High availability in Aiven for Redis®*#

Aiven for Redis®* is available on a variety of plans, offering different levels of high availability. The selected plan defines the features available, and a summary is provided in the table below:

Plan

High Availability Features

Backup History

Hobbyist

Single-node with limited availability and durability when faults occur

2 days

Startup

Single-node with limited availability and durability when faults occur

2 days

Business

Two-node (primary + standby) with higher availability

14 days

Premium

Three-node (primary + standby + standby) with top availability characteristics

30-day

Custom

Four-node (primary + N x standby) with top availability characteristics

30-day

Failure handling#

  • Minor failures, such as service process crashes or temporary loss of network access are handled by Aiven automatically in all plans without any major changes to the service deployment. The service automatically restores normal operation once the crashed process is automatically restarted or when the network access is restored.

  • Severe failure, such as losing a node entirely in case of hardware or severe software problems, requires more drastic recovery measures. Losing an entire node (virtual machine) could happen, for example, due to hardware failure or a severe enough software failure. The Aiven monitoring infrastructure automatically detects a failing node both when the node starts reporting that its own self-diagnostics is having problems or when the node stops communicating entirely. The monitoring infrastructure automatically schedules a new replacement node to be created.

Note

In case of database failover, the Service URI of your service remains the same, only the IP address changes to point to the new master node.

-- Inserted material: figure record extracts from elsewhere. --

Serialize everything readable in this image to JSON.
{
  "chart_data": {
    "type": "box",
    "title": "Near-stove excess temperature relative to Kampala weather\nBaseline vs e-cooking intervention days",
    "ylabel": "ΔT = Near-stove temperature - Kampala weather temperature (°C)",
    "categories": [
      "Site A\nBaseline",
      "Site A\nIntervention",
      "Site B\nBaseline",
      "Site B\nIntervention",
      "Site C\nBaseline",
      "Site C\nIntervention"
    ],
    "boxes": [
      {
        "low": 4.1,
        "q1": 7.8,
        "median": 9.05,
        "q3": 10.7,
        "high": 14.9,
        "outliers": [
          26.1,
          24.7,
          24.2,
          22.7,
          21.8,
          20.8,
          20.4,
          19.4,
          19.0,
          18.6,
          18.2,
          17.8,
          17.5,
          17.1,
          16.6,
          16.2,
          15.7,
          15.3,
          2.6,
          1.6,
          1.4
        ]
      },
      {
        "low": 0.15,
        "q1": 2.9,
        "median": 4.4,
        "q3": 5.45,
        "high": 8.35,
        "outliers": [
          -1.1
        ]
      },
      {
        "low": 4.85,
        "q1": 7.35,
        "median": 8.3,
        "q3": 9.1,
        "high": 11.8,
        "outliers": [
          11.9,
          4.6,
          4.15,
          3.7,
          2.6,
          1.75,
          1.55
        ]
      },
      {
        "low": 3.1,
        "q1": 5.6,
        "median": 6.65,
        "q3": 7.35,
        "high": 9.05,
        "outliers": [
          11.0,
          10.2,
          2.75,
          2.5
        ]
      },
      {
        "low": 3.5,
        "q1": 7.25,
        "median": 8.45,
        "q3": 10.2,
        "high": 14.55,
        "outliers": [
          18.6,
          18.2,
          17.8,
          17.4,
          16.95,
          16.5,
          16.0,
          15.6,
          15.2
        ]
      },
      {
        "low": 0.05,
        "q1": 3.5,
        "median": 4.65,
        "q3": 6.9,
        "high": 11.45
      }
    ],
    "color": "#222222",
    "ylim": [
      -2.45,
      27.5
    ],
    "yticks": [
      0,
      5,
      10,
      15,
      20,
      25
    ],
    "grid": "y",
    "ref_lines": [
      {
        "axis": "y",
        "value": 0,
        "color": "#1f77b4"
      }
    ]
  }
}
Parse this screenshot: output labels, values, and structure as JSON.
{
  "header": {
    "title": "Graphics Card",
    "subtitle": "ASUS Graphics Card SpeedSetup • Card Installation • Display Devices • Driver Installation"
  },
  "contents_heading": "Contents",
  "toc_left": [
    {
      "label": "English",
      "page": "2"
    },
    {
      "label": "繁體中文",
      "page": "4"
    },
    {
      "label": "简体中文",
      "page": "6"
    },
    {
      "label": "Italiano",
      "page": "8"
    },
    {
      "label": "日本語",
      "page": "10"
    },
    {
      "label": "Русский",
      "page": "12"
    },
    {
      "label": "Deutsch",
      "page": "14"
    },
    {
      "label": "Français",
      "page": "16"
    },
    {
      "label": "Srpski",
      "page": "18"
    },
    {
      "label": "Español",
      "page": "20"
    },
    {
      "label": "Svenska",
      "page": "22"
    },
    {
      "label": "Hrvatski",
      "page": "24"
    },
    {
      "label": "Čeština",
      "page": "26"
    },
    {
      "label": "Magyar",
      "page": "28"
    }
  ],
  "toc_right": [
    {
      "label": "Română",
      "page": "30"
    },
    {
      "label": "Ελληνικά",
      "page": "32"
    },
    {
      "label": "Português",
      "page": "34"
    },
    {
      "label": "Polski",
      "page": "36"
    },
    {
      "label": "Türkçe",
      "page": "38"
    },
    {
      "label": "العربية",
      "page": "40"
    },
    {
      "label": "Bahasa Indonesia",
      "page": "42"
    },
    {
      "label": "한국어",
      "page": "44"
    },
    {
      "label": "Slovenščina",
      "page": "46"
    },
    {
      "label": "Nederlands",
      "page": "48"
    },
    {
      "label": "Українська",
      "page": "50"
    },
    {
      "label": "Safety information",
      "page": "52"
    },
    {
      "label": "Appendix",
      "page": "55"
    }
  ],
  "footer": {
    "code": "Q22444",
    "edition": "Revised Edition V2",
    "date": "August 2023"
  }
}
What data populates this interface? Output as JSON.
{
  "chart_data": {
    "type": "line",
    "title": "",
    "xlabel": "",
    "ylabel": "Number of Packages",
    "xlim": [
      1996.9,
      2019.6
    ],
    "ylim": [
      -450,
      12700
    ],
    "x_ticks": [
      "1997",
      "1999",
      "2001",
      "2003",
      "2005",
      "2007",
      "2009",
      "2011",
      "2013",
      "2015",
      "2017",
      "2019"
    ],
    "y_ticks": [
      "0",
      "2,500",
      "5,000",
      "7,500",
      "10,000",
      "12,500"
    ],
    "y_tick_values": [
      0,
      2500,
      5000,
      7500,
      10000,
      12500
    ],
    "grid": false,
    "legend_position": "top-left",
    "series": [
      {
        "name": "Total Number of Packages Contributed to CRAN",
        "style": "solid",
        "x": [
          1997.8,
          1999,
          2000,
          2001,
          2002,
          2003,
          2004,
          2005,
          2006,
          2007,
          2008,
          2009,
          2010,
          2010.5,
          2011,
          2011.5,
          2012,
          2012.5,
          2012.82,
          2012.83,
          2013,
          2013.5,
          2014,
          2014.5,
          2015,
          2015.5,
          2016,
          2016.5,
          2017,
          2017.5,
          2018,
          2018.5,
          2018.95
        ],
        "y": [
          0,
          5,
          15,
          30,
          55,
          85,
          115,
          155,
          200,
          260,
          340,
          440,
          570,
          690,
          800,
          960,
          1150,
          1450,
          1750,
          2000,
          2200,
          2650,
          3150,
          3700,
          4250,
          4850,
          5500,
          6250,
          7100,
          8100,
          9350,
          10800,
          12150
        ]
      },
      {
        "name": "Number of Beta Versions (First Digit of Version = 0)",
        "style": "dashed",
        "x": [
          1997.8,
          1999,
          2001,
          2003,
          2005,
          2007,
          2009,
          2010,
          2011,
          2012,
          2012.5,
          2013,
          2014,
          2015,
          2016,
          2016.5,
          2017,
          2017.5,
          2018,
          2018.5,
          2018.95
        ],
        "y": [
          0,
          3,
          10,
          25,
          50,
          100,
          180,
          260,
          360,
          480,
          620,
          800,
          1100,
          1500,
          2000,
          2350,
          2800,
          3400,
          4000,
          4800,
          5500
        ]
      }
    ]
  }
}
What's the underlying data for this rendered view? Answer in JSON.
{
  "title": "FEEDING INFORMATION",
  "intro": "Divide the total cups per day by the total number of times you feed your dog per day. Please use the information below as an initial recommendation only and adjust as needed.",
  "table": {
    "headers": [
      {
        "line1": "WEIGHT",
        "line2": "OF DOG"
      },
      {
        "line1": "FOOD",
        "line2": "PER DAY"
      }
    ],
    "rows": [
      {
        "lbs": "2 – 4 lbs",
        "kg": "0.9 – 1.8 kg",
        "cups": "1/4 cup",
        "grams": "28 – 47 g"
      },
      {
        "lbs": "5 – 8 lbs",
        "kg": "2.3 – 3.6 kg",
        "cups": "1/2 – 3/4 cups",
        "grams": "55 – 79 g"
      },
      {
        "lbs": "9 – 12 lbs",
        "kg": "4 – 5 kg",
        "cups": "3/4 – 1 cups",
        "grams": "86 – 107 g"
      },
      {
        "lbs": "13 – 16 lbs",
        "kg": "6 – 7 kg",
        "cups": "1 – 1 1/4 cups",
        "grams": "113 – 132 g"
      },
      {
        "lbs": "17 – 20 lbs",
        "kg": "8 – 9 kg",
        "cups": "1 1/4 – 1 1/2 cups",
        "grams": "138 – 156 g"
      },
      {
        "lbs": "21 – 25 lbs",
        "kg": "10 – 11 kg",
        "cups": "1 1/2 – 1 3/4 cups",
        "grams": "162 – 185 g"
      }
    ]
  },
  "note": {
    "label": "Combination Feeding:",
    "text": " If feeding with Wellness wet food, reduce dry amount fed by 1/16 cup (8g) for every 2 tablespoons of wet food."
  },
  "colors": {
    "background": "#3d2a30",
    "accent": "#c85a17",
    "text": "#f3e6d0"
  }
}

Highly available business, premium and custom service plans#

When the failed node is a Redis standby, the primary node keeps on running normally, and provides normal service level to the client applications. Once the new replacement standby node is ready and synchronized with the master, it starts replicating the master in real time as the situation reverts back to normal.

When the failed node is a Redis primary, the combined information from the Aiven monitoring infrastructure and the standby node is used to make a failover decision. The standby node is then promoted as the new primary and immediately starts serving clients. A new replacement node is automatically scheduled and becomes the new standby node.

If all the primary and standby nodes fail at the same time, new nodes are automatically scheduled for creation to become the new primary and standby. The primary node is restored from the latest available backup, which could involve some degree of data loss. Namely all the writes to the database since the last backup will be lost.

Note

The amount of time it takes to replace a failed node depends mainly on the used cloud region and the amount of data that needs to be restored. However, in the case of services with two or more node Business, Premium and Custom plans the surviving nodes will keep on serving clients even during the recreation of the other node. All of this is automatic and requires no administrator intervention.

Single-node hobbyist and startup service plans#

Losing the only node from the service immediately starts the automatic process of creating a new replacement node. The new node starts up, restores its state from the latest available backup and resumes serving customers.

Since there was just a single node providing the service, the service will be unavailable for the duration of the restore operation. All the write operations made since the last backup are lost.